In the fall every year, the sakura tree forms its little green buds, which recede into brown in the winter before emerging again in their full pink glory in the spring.
At the beginning of each year, the Japan Meteorological Corporation and the Japan Meteorological Agency release maps with timelines of the sakura zensen. The sakura zensen is the cherry blossoms front, as the cherry blossom peak moves like a wave from the southernmost tip in Okinawa, working its way up to the northern island of Hokkaido. The buds that blossom each spring are actually developed in the fall of the previous year, but remain closed until they are called out of their winter sleep by the first warm snap in spring. Click here for the JMC early prediction for 2019.
Say the word hibernation, we think of bears in caves, waiting for the snow to melt before venturing out of their slumber in the spring, but hibernation is not simply for the bears! Several different kinds of plants go through dormancy. Dormancy is a period of rest during the winter, where many fruiting trees conserve energy before the ideal sprouting conditions of spring return.
Stone fruit trees, including peaches, nectarines, and cherries, all have a dormant season, as do the Japanese sakura.
The life of a sakura tree, which depending on the species can be surprisingly short, as most trees live between 15 and 20 years. Trees that have been well-maintained of longer-living varieties, however, can literally live thousands of years. The Sandaizakura are the collection of three breathtaking, ancient sakura trees that can be found in different prefectures in Japan. The Sandaizakura include Miharu Takizakura (三春滝桜 ) in Fukishima, which is over 1,000 years old, Gifu Prefecture’s 1,500 year old tree, Usuzumisakura (薄墨桜) and the oldest sakura tree in Japan, Jindaizakura (神代桜) in Yamanashi Prefecture, which has seen over 2,000 years, blossoming for over 2,000 springs.
Miharu Takizakura (三春滝桜 )
Definitely try to find your way to one of these beauties if you happen to be in Japan during the spring.
WAIT–if sakura in English is translated as cherry blossom… why are there no cherries? If you’ve spent some time in Japan (or in Washington D.C. where the trees gifted by the Japanese government can be found lining the Tidal Basin and near the National Monument) you’ll notice there is no fruit to be found. The cherry blossom is a family of over 300 varieties, and the species of cherry blossom most common in Japan is the somei yoshino 染井吉野, a (mostly) non-fruiting hybrid tree. Sakura can range in color from deep fuchsi- pink to a near purple, but somei yoshino is known for its creamy white blossoms. Blossoms of the somei yoshino grow in large billowy clusters, and when a breeze passes through, they literally dance. When the peak is at its end, even small gusts of wind can send a shower of while petals to the ground.
The short lived peak of the blossoms, which typically last 4-6 days, has symbolized different things at different points in Japanese history. Today, the trees endure as an motif in art and popular culture, symbolizing ephemeral beauty and the subtle yet persistent passing of time.
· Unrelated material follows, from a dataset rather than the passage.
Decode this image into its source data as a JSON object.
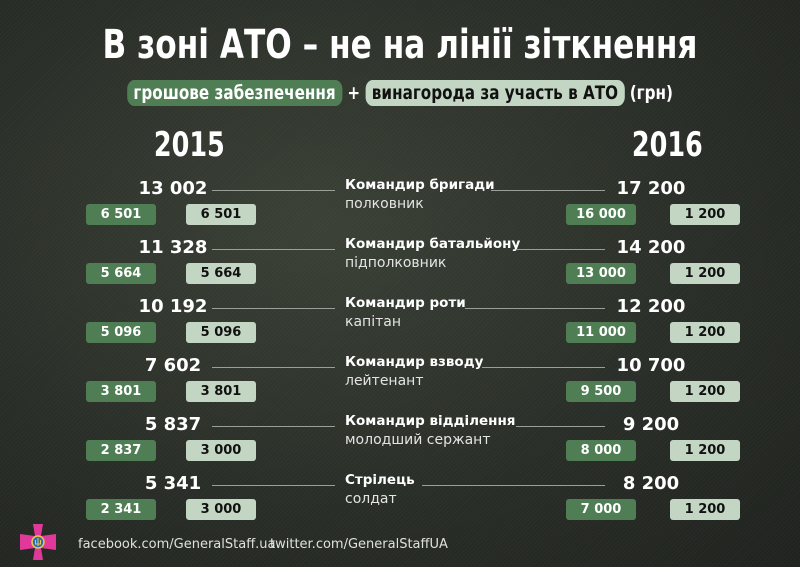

But you might still be wondering, if the cherry blossom trees have no cherries…where can we find the fruit? In Japanese, cherries are called sakuranbo, さくらんぼ, and while you can find them in most supermarkets, there are a few special regions where the little red fruit is grown.
In fact, sakuranbo’s crimson cousin sold in supermarkets under the name American Cherries are— you guessed it—imported from the United States. Domestically, Yamagata Prefecture is Japan’s most fruitful (haha) and most famous prefecture for sakuranbo production.
As with all fruits cultivated in Japan, you can purchase cherries that are impossibly perfect: uniform in size, shape, and color. Not to mention, they taste great. Such high-grade cherries are often sent as gifts (okurimono, 贈り物) and are marketed for special occasions such as Mother’s Day.
Unfortunately, the cherry blossom season is still a bit early for their fruity friends which will come into season a few months later.
Millions of visitors come to Japan each year, just in the hopes of catching a glimpse of the cherry blossoms in full bloom. Will you be among them in 2019?